Sustainable Finance Disclosure Regulation (SFDR)
QPE make the following disclosures in accordance with the Sustainable Finance Disclosures Regulation (2019/2088) (the ‘SFDR’).
The manner in which Sustainability Risks are integrated into investment decision-making
A sustainability risk means “an environmental, social or governance event or condition that, if it occurs, could cause an actual or potential material negative impact on the value of the investment” (“Sustainability Risk”). In order to ensure that Sustainability Risk considerations form part of the investment process, QPE includes environmental, social, and governance considerations (including Sustainability Risks) in the investment decision making and management processes. Accordingly, QPE considers Sustainability Risks alongside other risk information and financial data to shape decisions throughout the investment process, from pre-acquisition investment analysis through to post acquisition stewardship activities. This approach enables the identification, understanding and management of the impacts of Sustainability Risks, where applicable, on investment value and returns in the short, medium and long term.

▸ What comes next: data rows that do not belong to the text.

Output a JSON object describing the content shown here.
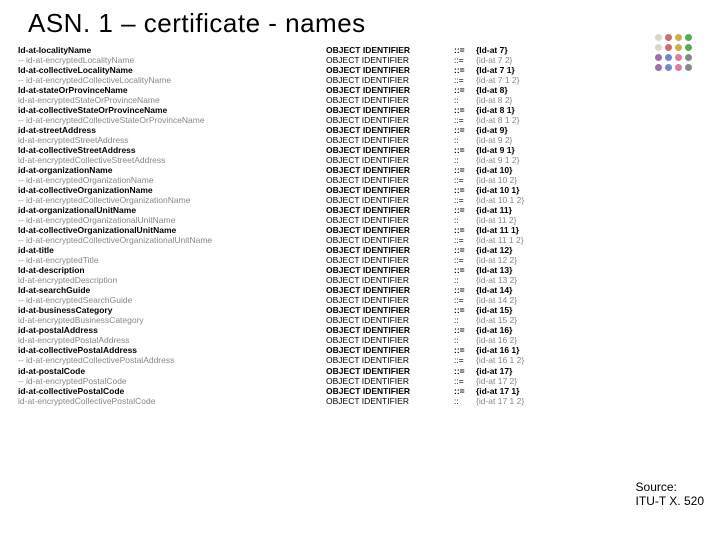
{
  "title": "ASN. 1 – certificate - names",
  "dot_colors": [
    "#d8d8c8",
    "#c86f6f",
    "#c8b24a",
    "#5aa85a",
    "#d8d8c8",
    "#c86f6f",
    "#c8b24a",
    "#5aa85a",
    "#9d6fb0",
    "#6f8ac8",
    "#d87fa0",
    "#888888",
    "#9d6fb0",
    "#6f8ac8",
    "#d87fa0",
    "#888888"
  ],
  "rows": [
    {
      "c1": "Id-at-localityName",
      "c2": "OBJECT IDENTIFIER",
      "c3": "::=",
      "c4": "{Id-at 7}",
      "bold": true
    },
    {
      "c1": "--  id-at-encryptedLocalityName",
      "c2": "OBJECT IDENTIFIER",
      "c3": "::=",
      "c4": "{id-at 7 2}",
      "bold": false,
      "gray": true
    },
    {
      "c1": "Id-at-collectiveLocalityName",
      "c2": "OBJECT IDENTIFIER",
      "c3": "::=",
      "c4": "{Id-at 7 1}",
      "bold": true
    },
    {
      "c1": "--  id-at-encryptedCollectiveLocalityName",
      "c2": "OBJECT IDENTIFIER",
      "c3": "::=",
      "c4": "{id-at 7 1 2}",
      "bold": false,
      "gray": true
    },
    {
      "c1": "Id-at-stateOrProvinceName",
      "c2": "OBJECT IDENTIFIER",
      "c3": "::=",
      "c4": "{Id-at 8}",
      "bold": true
    },
    {
      "c1": "    id-at-encryptedStateOrProvinceName",
      "c2": "OBJECT IDENTIFIER",
      "c3": "::",
      "c4": "{id-at 8 2}",
      "bold": false,
      "gray": true
    },
    {
      "c1": "id-at-collectiveStateOrProvinceName",
      "c2": "OBJECT IDENTIFIER",
      "c3": "::=",
      "c4": "{id-at 8 1}",
      "bold": true
    },
    {
      "c1": "--  id-at-encryptedCollectiveStateOrProvinceName",
      "c2": "OBJECT IDENTIFIER",
      "c3": "::=",
      "c4": "{id-at 8 1 2}",
      "bold": false,
      "gray": true
    },
    {
      "c1": "id-at-streetAddress",
      "c2": "OBJECT IDENTIFIER",
      "c3": "::=",
      "c4": "{id-at 9}",
      "bold": true
    },
    {
      "c1": "    id-at-encryptedStreetAddress",
      "c2": "OBJECT IDENTIFIER",
      "c3": "::",
      "c4": "{id-at 9 2}",
      "bold": false,
      "gray": true
    },
    {
      "c1": "Id-at-collectiveStreetAddress",
      "c2": "OBJECT IDENTIFIER",
      "c3": "::=",
      "c4": "{Id-at 9 1}",
      "bold": true
    },
    {
      "c1": "    id-at-encryptedCollectiveStreetAddress",
      "c2": "OBJECT IDENTIFIER",
      "c3": "::",
      "c4": "{id-at 9 1 2}",
      "bold": false,
      "gray": true
    },
    {
      "c1": "id-at-organizationName",
      "c2": "OBJECT IDENTIFIER",
      "c3": "::=",
      "c4": "{id-at 10}",
      "bold": true
    },
    {
      "c1": "--  id-at-encryptedOrganizationName",
      "c2": "OBJECT IDENTIFIER",
      "c3": "::=",
      "c4": "{id-at 10 2}",
      "bold": false,
      "gray": true
    },
    {
      "c1": "id-at-collectiveOrganizationName",
      "c2": "OBJECT IDENTIFIER",
      "c3": "::=",
      "c4": "{id-at 10 1}",
      "bold": true
    },
    {
      "c1": "--  id-at-encryptedCollectiveOrganizationName",
      "c2": "OBJECT IDENTIFIER",
      "c3": "::=",
      "c4": "{id-at 10 1 2}",
      "bold": false,
      "gray": true
    },
    {
      "c1": "id-at-organizationalUnitName",
      "c2": "OBJECT IDENTIFIER",
      "c3": "::=",
      "c4": "{id-at 11}",
      "bold": true
    },
    {
      "c1": "--  id-at-encryptedOrganizationalUnitName",
      "c2": "OBJECT IDENTIFIER",
      "c3": "::",
      "c4": "{id-at 11 2}",
      "bold": false,
      "gray": true
    },
    {
      "c1": "Id-at-collectiveOrganizationalUnitName",
      "c2": "OBJECT IDENTIFIER",
      "c3": "::=",
      "c4": "{Id-at 11 1}",
      "bold": true
    },
    {
      "c1": "--  id-at-encryptedCollectiveOrganizationalUnitName",
      "c2": "OBJECT IDENTIFIER",
      "c3": "::=",
      "c4": "{id-at 11 1 2}",
      "bold": false,
      "gray": true
    },
    {
      "c1": "id-at-title",
      "c2": "OBJECT IDENTIFIER",
      "c3": "::=",
      "c4": "{id-at 12}",
      "bold": true
    },
    {
      "c1": "--  id-at-encryptedTitle",
      "c2": "OBJECT IDENTIFIER",
      "c3": "::=",
      "c4": "{id-at 12 2}",
      "bold": false,
      "gray": true
    },
    {
      "c1": "Id-at-description",
      "c2": "OBJECT IDENTIFIER",
      "c3": "::=",
      "c4": "{Id-at 13}",
      "bold": true
    },
    {
      "c1": "    id-at-encryptedDescription",
      "c2": "OBJECT IDENTIFIER",
      "c3": "::",
      "c4": "{id-at 13 2}",
      "bold": false,
      "gray": true
    },
    {
      "c1": "Id-at-searchGuide",
      "c2": "OBJECT IDENTIFIER",
      "c3": "::=",
      "c4": "{Id-at 14}",
      "bold": true
    },
    {
      "c1": "--  id-at-encryptedSearchGuide",
      "c2": "OBJECT IDENTIFIER",
      "c3": "::=",
      "c4": "{id-at 14 2}",
      "bold": false,
      "gray": true
    },
    {
      "c1": "id-at-businessCategory",
      "c2": "OBJECT IDENTIFIER",
      "c3": "::=",
      "c4": "{id-at 15}",
      "bold": true
    },
    {
      "c1": "    id-at-encryptedBusinessCategory",
      "c2": "OBJECT IDENTIFIER",
      "c3": "::",
      "c4": "{id-at 15 2}",
      "bold": false,
      "gray": true
    },
    {
      "c1": "id-at-postalAddress",
      "c2": "OBJECT IDENTIFIER",
      "c3": "::=",
      "c4": "{id-at 16}",
      "bold": true
    },
    {
      "c1": "    id-at-encryptedPostalAddress",
      "c2": "OBJECT IDENTIFIER",
      "c3": "::",
      "c4": "{id-at 16 2}",
      "bold": false,
      "gray": true
    },
    {
      "c1": "id-at-collectivePostalAddress",
      "c2": "OBJECT IDENTIFIER",
      "c3": "::=",
      "c4": "{id-at 16 1}",
      "bold": true
    },
    {
      "c1": "--  id-at-encryptedCollectivePostalAddress",
      "c2": "OBJECT IDENTIFIER",
      "c3": "::=",
      "c4": "{id-at 16 1 2}",
      "bold": false,
      "gray": true
    },
    {
      "c1": "id-at-postalCode",
      "c2": "OBJECT IDENTIFIER",
      "c3": "::=",
      "c4": "{id-at 17}",
      "bold": true
    },
    {
      "c1": "--  id-at-encryptedPostalCode",
      "c2": "OBJECT IDENTIFIER",
      "c3": "::=",
      "c4": "{id-at 17 2}",
      "bold": false,
      "gray": true
    },
    {
      "c1": "id-at-collectivePostalCode",
      "c2": "OBJECT IDENTIFIER",
      "c3": "::=",
      "c4": "{id-at 17 1}",
      "bold": true
    },
    {
      "c1": "    id-at-encryptedCollectivePostalCode",
      "c2": "OBJECT IDENTIFIER",
      "c3": "::",
      "c4": "{id-at 17 1 2}",
      "bold": false,
      "gray": true
    }
  ],
  "source_label1": "Source:",
  "source_label2": "ITU-T X. 520"
}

The results of the assessment of the likely impacts of Sustainability Risks on the returns of the Fund
Taking account of QPE’s approach to Sustainability Risks as described above, QPE seeks to ensure that Sustainability Risks do not have an overall negative impact on the returns of the Partnership. Whilst QPE believes that its investment management and risk management practices are sufficiently robust to prevent Sustainability Risks from being likely to have a materially negative impact on the returns of the Partnership, there can be no guarantee of this, and no guarantee or representation is made that the Partnership's investment strategies will be successful.
Principal Adverse Impacts on Sustainability Factors
QPE acknowledges that the pursuit of the Partnership's objectives may, in some circumstances, have an impact on certain sustainability factors and, QPE integrates a consideration of Sustainability Risks into its investment analysis. However, having considered the size, nature and scale of its activities, QPE considers that it would not currently be proportionate for it to comply with the detailed technical standards under the SFDR relating to the principal adverse impacts of its investment decisions on sustainability factors. Therefore, QPE does not currently consider the principal adverse impacts of investment decisions on sustainability factors.
Remuneration Policy
Regard is given to the integration of Sustainability Risks in remuneration. Where applicable, QPE seeks to tie environmental, social, and governance objectives into individual performance reviews.